2050 M Street

  • Client
    Tishman Speyer
  • Location
    Washington, DC
  • Size
2050 M Street curved glass detail
  • 2021 AEI Professional Project Award of Merit, Construction Management and Methods
  • 2020 AGC of DC Washington Contractor Award

Project Brief

2050 M Street is designed to redefine the modern office space in Washington, DC. The unique fluted glass façade, built with curved floor-to-ceiling panels, makes all eleven stories of 2050 immediately stand out, while maximizing transparency and creating panoramic views of the nation’s capital. The glass’s structure acts as a support system, making it possible to eliminate vertical mullions in favor of unobstructed sight lines and a fluid appearance.  The project covers 336,000-SF of office space and a 144,000-SF four-level parking garage, as well as a rooftop terrace and dynamic lobby area. The mullion-free glazing creates a seamless view and provides natural light throughout the building.


Photos by Alan Karchmer; First Slider Photo by Iwan Baan Photography 

The tenant interiors scope of work included several floors of construction. The Lower Level houses Interview Rooms, News Edit Suites, and Control Rooms, which are highly technical broadcast facilities and are fully supported by redundant mechanical and electrical systems. Welded aluminum plates were installed for electromagnetic shielding on the Lower Levels to protect their new studio and production equipment. 

Given the District’s building height limitations, developers have often sought to maximize leasable square footage by building out to the extent of the zoning envelope, resulting in a seemingly endless stretch of glass curtainwall bisecting the city’s downtown. DAVIS successfully worked with Tishman Speyer and delivered this unique façade. Ultimately attracting tenants such as the law firm Wiley Rein LLP who occupy a 166,000-SF lease in this DAVIS built building.

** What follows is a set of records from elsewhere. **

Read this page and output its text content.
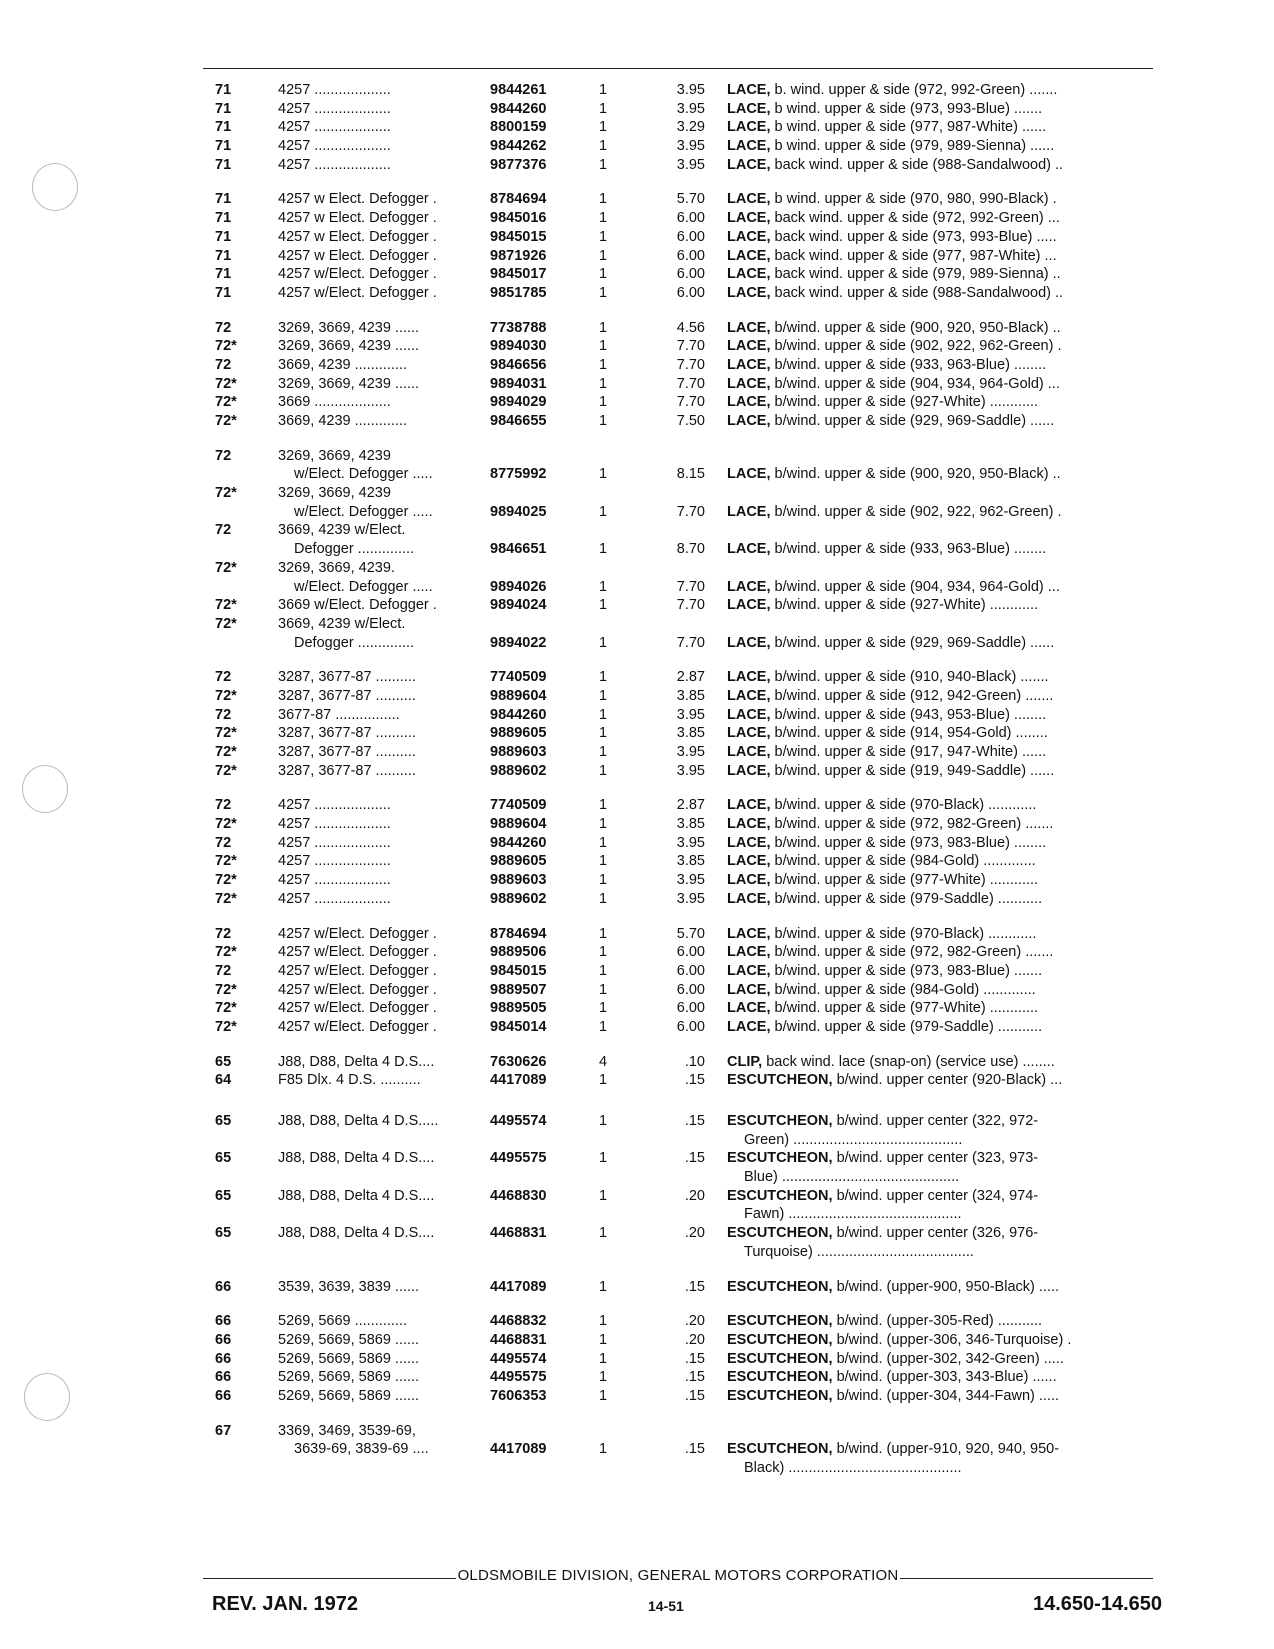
71	4257 ...................	9844261	1	3.95 LACE, b. wind. upper & side (972, 992-Green) .......
71	4257 ...................	9844260	1	3.95 LACE, b wind. upper & side (973, 993-Blue) .......
71	4257 ...................	8800159	1	3.29 LACE, b wind. upper & side (977, 987-White) ......
71	4257 ...................	9844262	1	3.95 LACE, b wind. upper & side (979, 989-Sienna) ......
71	4257 ...................	9877376	1	3.95 LACE, back wind. upper & side (988-Sandalwood) ..
71	4257 w Elect. Defogger .	8784694	1	5.70 LACE, b wind. upper & side (970, 980, 990-Black) .
71	4257 w Elect. Defogger .	9845016	1	6.00 LACE, back wind. upper & side (972, 992-Green) ...
71	4257 w Elect. Defogger .	9845015	1	6.00 LACE, back wind. upper & side (973, 993-Blue) .....
71	4257 w Elect. Defogger .	9871926	1	6.00 LACE, back wind. upper & side (977, 987-White) ...
71	4257 w/Elect. Defogger .	9845017	1	6.00 LACE, back wind. upper & side (979, 989-Sienna) ..
71	4257 w/Elect. Defogger .	9851785	1	6.00 LACE, back wind. upper & side (988-Sandalwood) ..
72	3269, 3669, 4239 ......	7738788	1	4.56 LACE, b/wind. upper & side (900, 920, 950-Black) ..
72*	3269, 3669, 4239 ......	9894030	1	7.70 LACE, b/wind. upper & side (902, 922, 962-Green) .
72	3669, 4239 .............	9846656	1	7.70 LACE, b/wind. upper & side (933, 963-Blue) ........
72*	3269, 3669, 4239 ......	9894031	1	7.70 LACE, b/wind. upper & side (904, 934, 964-Gold) ...
72*	3669 ...................	9894029	1	7.70 LACE, b/wind. upper & side (927-White) ............
72*	3669, 4239 .............	9846655	1	7.50 LACE, b/wind. upper & side (929, 969-Saddle) ......
72	3269, 3669, 4239
w/Elect. Defogger .....	8775992	1	8.15 LACE, b/wind. upper & side (900, 920, 950-Black) ..
72*	3269, 3669, 4239
w/Elect. Defogger .....	9894025	1	7.70 LACE, b/wind. upper & side (902, 922, 962-Green) .
72	3669, 4239 w/Elect.
Defogger ..............	9846651	1	8.70 LACE, b/wind. upper & side (933, 963-Blue) ........
72*	3269, 3669, 4239.
w/Elect. Defogger .....	9894026	1	7.70 LACE, b/wind. upper & side (904, 934, 964-Gold) ...
72*	3669 w/Elect. Defogger .	9894024	1	7.70 LACE, b/wind. upper & side (927-White) ............
72*	3669, 4239 w/Elect.
Defogger ..............	9894022	1	7.70 LACE, b/wind. upper & side (929, 969-Saddle) ......
72	3287, 3677-87 ..........	7740509	1	2.87 LACE, b/wind. upper & side (910, 940-Black) .......
72*	3287, 3677-87 ..........	9889604	1	3.85 LACE, b/wind. upper & side (912, 942-Green) .......
72	3677-87 ................	9844260	1	3.95 LACE, b/wind. upper & side (943, 953-Blue) ........
72*	3287, 3677-87 ..........	9889605	1	3.85 LACE, b/wind. upper & side (914, 954-Gold) ........
72*	3287, 3677-87 ..........	9889603	1	3.95 LACE, b/wind. upper & side (917, 947-White) ......
72*	3287, 3677-87 ..........	9889602	1	3.95 LACE, b/wind. upper & side (919, 949-Saddle) ......
72	4257 ...................	7740509	1	2.87 LACE, b/wind. upper & side (970-Black) ............
72*	4257 ...................	9889604	1	3.85 LACE, b/wind. upper & side (972, 982-Green) .......
72	4257 ...................	9844260	1	3.95 LACE, b/wind. upper & side (973, 983-Blue) ........
72*	4257 ...................	9889605	1	3.85 LACE, b/wind. upper & side (984-Gold) .............
72*	4257 ...................	9889603	1	3.95 LACE, b/wind. upper & side (977-White) ............
72*	4257 ...................	9889602	1	3.95 LACE, b/wind. upper & side (979-Saddle) ...........
72	4257 w/Elect. Defogger .	8784694	1	5.70 LACE, b/wind. upper & side (970-Black) ............
72*	4257 w/Elect. Defogger .	9889506	1	6.00 LACE, b/wind. upper & side (972, 982-Green) .......
72	4257 w/Elect. Defogger .	9845015	1	6.00 LACE, b/wind. upper & side (973, 983-Blue) .......
72*	4257 w/Elect. Defogger .	9889507	1	6.00 LACE, b/wind. upper & side (984-Gold) .............
72*	4257 w/Elect. Defogger .	9889505	1	6.00 LACE, b/wind. upper & side (977-White) ............
72*	4257 w/Elect. Defogger .	9845014	1	6.00 LACE, b/wind. upper & side (979-Saddle) ...........
65	J88, D88, Delta 4 D.S....	7630626	4	.10 CLIP, back wind. lace (snap-on) (service use) ........
64	F85 Dlx. 4 D.S. ..........	4417089	1	.15 ESCUTCHEON, b/wind. upper center (920-Black) ...
65	J88, D88, Delta 4 D.S.....	4495574	1	.15 ESCUTCHEON, b/wind. upper center (322, 972-
Green) ..........................................
65	J88, D88, Delta 4 D.S....	4495575	1	.15 ESCUTCHEON, b/wind. upper center (323, 973-
Blue) ............................................
65	J88, D88, Delta 4 D.S....	4468830	1	.20 ESCUTCHEON, b/wind. upper center (324, 974-
Fawn) ...........................................
65	J88, D88, Delta 4 D.S....	4468831	1	.20 ESCUTCHEON, b/wind. upper center (326, 976-
Turquoise) .......................................
66	3539, 3639, 3839 ......	4417089	1	.15 ESCUTCHEON, b/wind. (upper-900, 950-Black) .....
66	5269, 5669 .............	4468832	1	.20 ESCUTCHEON, b/wind. (upper-305-Red) ...........
66	5269, 5669, 5869 ......	4468831	1	.20 ESCUTCHEON, b/wind. (upper-306, 346-Turquoise) .
66	5269, 5669, 5869 ......	4495574	1	.15 ESCUTCHEON, b/wind. (upper-302, 342-Green) .....
66	5269, 5669, 5869 ......	4495575	1	.15 ESCUTCHEON, b/wind. (upper-303, 343-Blue) ......
66	5269, 5669, 5869 ......	7606353	1	.15 ESCUTCHEON, b/wind. (upper-304, 344-Fawn) .....
67	3369, 3469, 3539-69,
3639-69, 3839-69 ....	4417089	1	.15 ESCUTCHEON, b/wind. (upper-910, 920, 940, 950-
Black) ...........................................
OLDSMOBILE DIVISION, GENERAL MOTORS CORPORATION
REV. JAN. 1972	14-51	14.650-14.650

2050 M Street is a horizontal project—however, the ingenuity in its construction is that it maintains a lightness and verticality regardless. The design team accomplished this using the fluting technique. The façade’s approximately nine hundred identical, insulated-glass panels—3.2 m tall by 1.5 m wide (11’-6” tall by 5’-0” wide)—are subtly curved to a 2.9 m (9’- 6”) radius through a heat roller tempering process. The curve yields structural efficiency, which meets wind load requirements and enables a thinner monolithic outer lite than normal, providing greater transparency. Because of the curve’s inherent rigidity in compression, only the top and bottom edges of the panels are supported from the floor slabs, while the mullion-less vertical edges are flush-glazed for a minimalist aesthetic that improves sight lines, while gaining usable floor area. By removing the need for mullions, the building can also extend out beyond the lot area, since the curves are classified as architectural features. This actually increased the amount of rentable area in the building, along with its innovations in architecture.